And let's compile and deploy contruno
:
$ cp -r contruno/unikernel contruno-unikernel/
$ cd contruno-unikernel/
$ mirage configure -t hvt
$ make depends
$ mirage build
$ albatross-client-local create --mem=512 --net=service:br0 contruno \
dist/contruno.hvt \
--arg="-r git@10.0.0.1:certificates.git" \
--arg="--production true" \
--arg="--ssh-key=rsa:svIdyO8boxNQP03NrUgfwDxk4iPaURukAyKl1cx8" \
--arg="--pass=<PASSWORD>" \
--arg="--ipv4=10.0.0.2/24" \
--arg="--ipv4-gateway=10.0.0.1"
Unipi
And the last one, we will deploy our unipi unikernel:
$ git clone https://github.com/dinosaure/unipi#mirage-4
$ cd unipi
$ mirage configure -t hvt
$ make depends
$ mirage build
$ albatross-client-local create --mem=512 --net=service:br0 <DOMAIN> \
dist/unipi.hvt \
--arg="--remote git@10.0.0.1:blog.osau.re.git#gh-pages" \
--arg="--ssh-key=rsa:svIdyO8boxNQP03NrUgfwDxk4iPaURukAyKl1cx8" \
--arg="--hostname <DOMAIN>" \
--arg="--tls=false" \
--arg="--ipv4=10.0.0.3/24" \
--arg="--ipv4-gateway=10.0.0.1"
iptables
The last configuration is about the iptables
. This is the hard one to let
unikernels to communicate with Internet - specially contruno
, unipi
can
stay into our private network.

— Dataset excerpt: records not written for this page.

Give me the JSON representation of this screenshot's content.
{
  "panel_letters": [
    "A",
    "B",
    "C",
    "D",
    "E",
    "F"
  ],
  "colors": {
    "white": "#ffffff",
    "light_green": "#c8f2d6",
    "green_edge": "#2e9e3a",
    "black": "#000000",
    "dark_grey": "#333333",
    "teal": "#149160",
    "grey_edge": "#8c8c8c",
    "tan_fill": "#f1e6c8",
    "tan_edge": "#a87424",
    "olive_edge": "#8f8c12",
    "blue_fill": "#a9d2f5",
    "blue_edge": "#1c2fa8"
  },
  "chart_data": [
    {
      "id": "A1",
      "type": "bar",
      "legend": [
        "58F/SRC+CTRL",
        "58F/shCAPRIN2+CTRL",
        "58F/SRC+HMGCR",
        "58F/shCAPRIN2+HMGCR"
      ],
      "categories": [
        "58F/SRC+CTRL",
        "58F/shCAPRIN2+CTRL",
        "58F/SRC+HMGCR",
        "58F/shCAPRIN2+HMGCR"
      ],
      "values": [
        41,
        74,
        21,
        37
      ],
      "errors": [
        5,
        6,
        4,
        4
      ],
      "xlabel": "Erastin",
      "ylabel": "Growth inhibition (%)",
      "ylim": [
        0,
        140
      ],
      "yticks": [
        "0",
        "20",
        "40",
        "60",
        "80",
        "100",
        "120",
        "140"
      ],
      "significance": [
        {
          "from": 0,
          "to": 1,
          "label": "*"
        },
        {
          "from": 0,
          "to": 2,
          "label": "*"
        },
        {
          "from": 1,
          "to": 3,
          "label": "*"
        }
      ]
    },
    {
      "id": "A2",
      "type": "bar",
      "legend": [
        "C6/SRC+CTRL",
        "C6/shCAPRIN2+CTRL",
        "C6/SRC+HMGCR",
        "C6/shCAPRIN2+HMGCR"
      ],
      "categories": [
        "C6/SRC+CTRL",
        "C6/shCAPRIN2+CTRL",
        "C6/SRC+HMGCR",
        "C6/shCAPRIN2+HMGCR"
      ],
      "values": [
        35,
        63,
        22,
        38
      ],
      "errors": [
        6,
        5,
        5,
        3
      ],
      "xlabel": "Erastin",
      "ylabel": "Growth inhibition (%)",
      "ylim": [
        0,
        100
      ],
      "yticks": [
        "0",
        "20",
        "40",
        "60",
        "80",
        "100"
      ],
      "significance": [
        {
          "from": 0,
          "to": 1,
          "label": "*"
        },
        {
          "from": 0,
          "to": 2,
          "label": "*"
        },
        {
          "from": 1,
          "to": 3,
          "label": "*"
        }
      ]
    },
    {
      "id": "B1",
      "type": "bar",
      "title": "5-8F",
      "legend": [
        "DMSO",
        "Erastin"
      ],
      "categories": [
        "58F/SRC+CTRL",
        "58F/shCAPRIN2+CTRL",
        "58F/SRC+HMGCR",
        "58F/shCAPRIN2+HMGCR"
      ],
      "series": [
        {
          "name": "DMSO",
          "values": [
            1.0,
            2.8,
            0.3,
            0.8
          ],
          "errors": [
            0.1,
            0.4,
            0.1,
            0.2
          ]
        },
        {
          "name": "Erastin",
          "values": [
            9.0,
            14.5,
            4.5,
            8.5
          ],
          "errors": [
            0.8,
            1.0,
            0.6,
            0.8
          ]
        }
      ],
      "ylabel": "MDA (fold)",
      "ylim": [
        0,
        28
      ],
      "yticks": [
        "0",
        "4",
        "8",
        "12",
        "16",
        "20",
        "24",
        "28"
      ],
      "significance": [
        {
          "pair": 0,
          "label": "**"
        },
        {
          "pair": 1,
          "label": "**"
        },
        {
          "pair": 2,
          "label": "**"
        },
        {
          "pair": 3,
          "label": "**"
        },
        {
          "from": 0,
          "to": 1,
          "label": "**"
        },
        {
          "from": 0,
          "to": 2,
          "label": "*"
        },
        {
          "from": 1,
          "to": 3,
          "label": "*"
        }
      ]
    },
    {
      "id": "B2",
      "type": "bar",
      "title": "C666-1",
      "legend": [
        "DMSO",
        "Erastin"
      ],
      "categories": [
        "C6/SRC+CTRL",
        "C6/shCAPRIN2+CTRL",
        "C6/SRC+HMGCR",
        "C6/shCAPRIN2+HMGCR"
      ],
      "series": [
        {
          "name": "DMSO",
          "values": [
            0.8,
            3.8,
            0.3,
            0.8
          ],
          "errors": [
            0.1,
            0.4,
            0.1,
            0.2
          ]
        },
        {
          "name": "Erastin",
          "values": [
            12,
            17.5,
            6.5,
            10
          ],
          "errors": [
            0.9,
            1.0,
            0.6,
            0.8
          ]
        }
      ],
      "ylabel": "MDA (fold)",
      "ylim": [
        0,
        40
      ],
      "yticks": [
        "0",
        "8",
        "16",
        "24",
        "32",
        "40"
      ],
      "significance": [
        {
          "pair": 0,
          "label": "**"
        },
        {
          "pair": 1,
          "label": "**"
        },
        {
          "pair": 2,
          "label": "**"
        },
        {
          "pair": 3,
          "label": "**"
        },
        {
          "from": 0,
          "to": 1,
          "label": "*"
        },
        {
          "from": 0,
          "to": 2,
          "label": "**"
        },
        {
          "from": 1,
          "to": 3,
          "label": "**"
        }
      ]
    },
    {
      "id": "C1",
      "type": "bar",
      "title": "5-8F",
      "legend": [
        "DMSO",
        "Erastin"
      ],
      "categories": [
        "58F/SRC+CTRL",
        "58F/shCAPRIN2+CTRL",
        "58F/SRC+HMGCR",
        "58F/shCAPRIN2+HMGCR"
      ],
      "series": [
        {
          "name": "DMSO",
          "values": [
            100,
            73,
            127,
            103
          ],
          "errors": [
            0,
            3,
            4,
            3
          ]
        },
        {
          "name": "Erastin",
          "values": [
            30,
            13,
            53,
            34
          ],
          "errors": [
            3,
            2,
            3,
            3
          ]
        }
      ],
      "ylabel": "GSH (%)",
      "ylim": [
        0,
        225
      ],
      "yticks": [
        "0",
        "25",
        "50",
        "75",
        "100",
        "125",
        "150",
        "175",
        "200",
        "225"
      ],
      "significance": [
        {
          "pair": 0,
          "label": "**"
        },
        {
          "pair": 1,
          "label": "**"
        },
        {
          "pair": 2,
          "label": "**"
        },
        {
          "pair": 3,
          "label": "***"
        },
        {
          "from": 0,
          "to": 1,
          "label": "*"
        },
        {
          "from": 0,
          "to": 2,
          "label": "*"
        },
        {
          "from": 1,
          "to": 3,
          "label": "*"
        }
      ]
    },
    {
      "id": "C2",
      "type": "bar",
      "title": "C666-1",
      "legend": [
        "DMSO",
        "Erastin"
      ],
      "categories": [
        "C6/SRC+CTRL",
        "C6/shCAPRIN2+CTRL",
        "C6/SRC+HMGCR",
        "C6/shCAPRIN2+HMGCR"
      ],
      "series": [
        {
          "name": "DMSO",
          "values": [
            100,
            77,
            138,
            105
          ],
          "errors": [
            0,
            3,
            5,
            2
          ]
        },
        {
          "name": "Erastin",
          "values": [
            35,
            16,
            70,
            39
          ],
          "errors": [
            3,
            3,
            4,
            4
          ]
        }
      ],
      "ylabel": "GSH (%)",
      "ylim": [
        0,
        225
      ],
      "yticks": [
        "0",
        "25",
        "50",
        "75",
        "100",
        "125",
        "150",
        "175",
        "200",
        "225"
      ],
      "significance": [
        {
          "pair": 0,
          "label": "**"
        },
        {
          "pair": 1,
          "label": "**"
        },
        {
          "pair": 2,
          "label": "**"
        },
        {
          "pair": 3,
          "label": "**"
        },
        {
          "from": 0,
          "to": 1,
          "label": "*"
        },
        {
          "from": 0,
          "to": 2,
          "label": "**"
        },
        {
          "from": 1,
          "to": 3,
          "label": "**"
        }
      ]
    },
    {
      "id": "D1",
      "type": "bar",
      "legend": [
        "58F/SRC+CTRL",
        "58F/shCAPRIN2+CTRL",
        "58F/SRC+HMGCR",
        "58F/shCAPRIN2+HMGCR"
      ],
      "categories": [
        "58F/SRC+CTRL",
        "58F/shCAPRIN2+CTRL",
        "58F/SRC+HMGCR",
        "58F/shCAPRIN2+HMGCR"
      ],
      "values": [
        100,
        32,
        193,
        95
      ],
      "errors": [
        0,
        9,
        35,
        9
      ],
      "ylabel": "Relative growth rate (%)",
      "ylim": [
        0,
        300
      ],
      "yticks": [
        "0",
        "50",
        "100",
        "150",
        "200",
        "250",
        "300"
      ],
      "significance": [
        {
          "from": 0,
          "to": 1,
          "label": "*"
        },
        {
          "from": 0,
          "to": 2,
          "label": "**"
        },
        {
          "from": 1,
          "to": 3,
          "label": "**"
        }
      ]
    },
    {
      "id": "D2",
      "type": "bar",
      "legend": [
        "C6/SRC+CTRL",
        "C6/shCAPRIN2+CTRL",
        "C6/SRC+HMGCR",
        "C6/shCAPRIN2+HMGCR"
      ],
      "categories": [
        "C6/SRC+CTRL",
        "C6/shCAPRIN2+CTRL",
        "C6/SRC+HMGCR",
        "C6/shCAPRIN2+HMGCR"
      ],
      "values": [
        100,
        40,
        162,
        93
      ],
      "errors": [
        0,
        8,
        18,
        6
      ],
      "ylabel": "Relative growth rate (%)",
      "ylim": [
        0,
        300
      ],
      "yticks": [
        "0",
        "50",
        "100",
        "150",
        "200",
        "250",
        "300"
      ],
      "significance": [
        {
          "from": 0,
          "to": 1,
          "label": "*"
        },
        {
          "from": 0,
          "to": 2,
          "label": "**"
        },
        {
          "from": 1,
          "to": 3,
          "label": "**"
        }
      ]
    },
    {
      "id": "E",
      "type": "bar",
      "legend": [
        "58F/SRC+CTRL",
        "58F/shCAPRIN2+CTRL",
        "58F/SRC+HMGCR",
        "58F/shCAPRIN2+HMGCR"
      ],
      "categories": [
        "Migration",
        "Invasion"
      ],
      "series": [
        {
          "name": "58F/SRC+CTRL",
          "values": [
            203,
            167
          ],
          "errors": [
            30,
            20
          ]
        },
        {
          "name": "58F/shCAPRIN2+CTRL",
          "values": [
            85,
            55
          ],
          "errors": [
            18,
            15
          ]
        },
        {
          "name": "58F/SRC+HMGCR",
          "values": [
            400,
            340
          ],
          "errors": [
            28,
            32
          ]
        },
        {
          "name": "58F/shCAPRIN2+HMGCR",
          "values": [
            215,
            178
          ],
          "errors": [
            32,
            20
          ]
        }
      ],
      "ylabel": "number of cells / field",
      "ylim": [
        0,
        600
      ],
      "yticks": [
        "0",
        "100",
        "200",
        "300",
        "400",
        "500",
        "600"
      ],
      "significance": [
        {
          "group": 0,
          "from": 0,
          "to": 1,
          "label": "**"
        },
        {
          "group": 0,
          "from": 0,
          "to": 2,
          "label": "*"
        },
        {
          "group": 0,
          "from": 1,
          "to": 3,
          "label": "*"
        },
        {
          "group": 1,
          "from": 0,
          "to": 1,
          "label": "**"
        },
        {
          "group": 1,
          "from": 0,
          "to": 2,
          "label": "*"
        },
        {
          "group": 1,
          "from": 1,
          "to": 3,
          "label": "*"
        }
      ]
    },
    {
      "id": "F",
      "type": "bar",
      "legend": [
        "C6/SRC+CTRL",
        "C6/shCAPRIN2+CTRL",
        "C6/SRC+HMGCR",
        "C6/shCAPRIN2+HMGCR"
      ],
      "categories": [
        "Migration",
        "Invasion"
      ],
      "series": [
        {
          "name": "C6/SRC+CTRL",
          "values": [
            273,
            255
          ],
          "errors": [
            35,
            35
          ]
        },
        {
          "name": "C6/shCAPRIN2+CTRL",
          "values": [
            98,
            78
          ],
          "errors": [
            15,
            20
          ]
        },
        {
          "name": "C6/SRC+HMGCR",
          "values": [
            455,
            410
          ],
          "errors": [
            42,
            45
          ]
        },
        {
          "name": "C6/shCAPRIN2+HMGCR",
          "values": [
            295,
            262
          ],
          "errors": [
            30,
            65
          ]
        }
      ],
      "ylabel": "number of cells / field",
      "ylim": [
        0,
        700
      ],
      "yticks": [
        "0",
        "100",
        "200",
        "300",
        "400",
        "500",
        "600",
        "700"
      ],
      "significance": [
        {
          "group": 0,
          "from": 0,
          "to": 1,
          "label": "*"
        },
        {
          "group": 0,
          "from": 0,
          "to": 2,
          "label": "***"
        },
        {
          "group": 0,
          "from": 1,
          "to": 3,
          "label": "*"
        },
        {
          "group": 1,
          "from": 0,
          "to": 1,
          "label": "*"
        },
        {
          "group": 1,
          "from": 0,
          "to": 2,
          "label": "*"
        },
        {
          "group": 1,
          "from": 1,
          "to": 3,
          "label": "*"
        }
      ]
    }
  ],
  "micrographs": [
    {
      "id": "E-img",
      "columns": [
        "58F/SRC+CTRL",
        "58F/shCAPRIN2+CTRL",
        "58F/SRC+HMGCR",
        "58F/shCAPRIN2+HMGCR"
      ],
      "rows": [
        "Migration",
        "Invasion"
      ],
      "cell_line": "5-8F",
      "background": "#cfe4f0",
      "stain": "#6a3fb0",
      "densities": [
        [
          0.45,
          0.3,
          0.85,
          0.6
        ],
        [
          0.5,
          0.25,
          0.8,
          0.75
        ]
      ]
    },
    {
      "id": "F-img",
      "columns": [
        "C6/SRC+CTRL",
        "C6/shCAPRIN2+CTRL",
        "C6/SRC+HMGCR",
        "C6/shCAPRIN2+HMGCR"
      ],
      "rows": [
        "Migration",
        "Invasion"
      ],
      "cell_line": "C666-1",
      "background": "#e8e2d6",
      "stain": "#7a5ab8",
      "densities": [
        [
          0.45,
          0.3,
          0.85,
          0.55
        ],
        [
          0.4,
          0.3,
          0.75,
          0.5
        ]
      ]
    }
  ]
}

We will follow what docker
does when you want
to bridge our containers with Internet:
$ sudo iptables -A FORWARD -o br0 -m conntrack --ctstate RELATED,ESTABLISHED \
-j ACCEPT
$ sudo iptables -A FORWARD -i br0 ! -o br0 -j ACCEPT
$ sudo iptables -A FORWARD -i br0 -o br0 -j ACCEPT
$ sudo iptables -t nat -A POSTROUTING -s 10.0.0.0/24 ! -o br0 -j MASQUERADE
$ sudo iptables -N CONTRUNO
$ sudo iptables -A CONTRUNO -d 10.0.0.3/32 ! -i br0 -o br0 \
-p tcp -m tcp --dport 443 -j ACCEPT
$ sudo iptables -A CONTRUNO -d 10.0.0.3/32 ! -i br0 -o br0 \
-p tcp -m tcp --dport 80 -j ACCEPT
$ sudo iptables -A FORWARD -o br0 -j CONTRUNO
$ sudo iptables -t nat -N CONTRUNO
$ sudo iptables -t nat -A PREROUTING -m addrtype --dst-type LOCAL -j CONTRUNO
$ sudo iptables -t nat -A CONTRUNO ! -s 10.0.0.3/32 ! -i docker0 \
-p tcp -m tcp --dport 443 -j DNAT --to-destination 10.0.0.3:443
$ sudo iptables -t nat -A CONTRUNO ! -s 10.0.0.3/32 ! -i docker0 \
-p tcp -m tcp --dport 80 -j DNAT --to-destination 10.0.0.3:80
Conclusion
I hope this article gives a little more clarity about my blog, MirageOS and OCaml and all the efforts everyone has made to come up with solutions that use OCaml to generate a static blog. There are other solutions like sesame or stone. None of them would be ultimate and only the diversity of solutions is king - which is not bad. I hope I can keep this blog going for a long time and that it will help newcomers to OCaml and MirageOS to understand the ecosystem a bit more.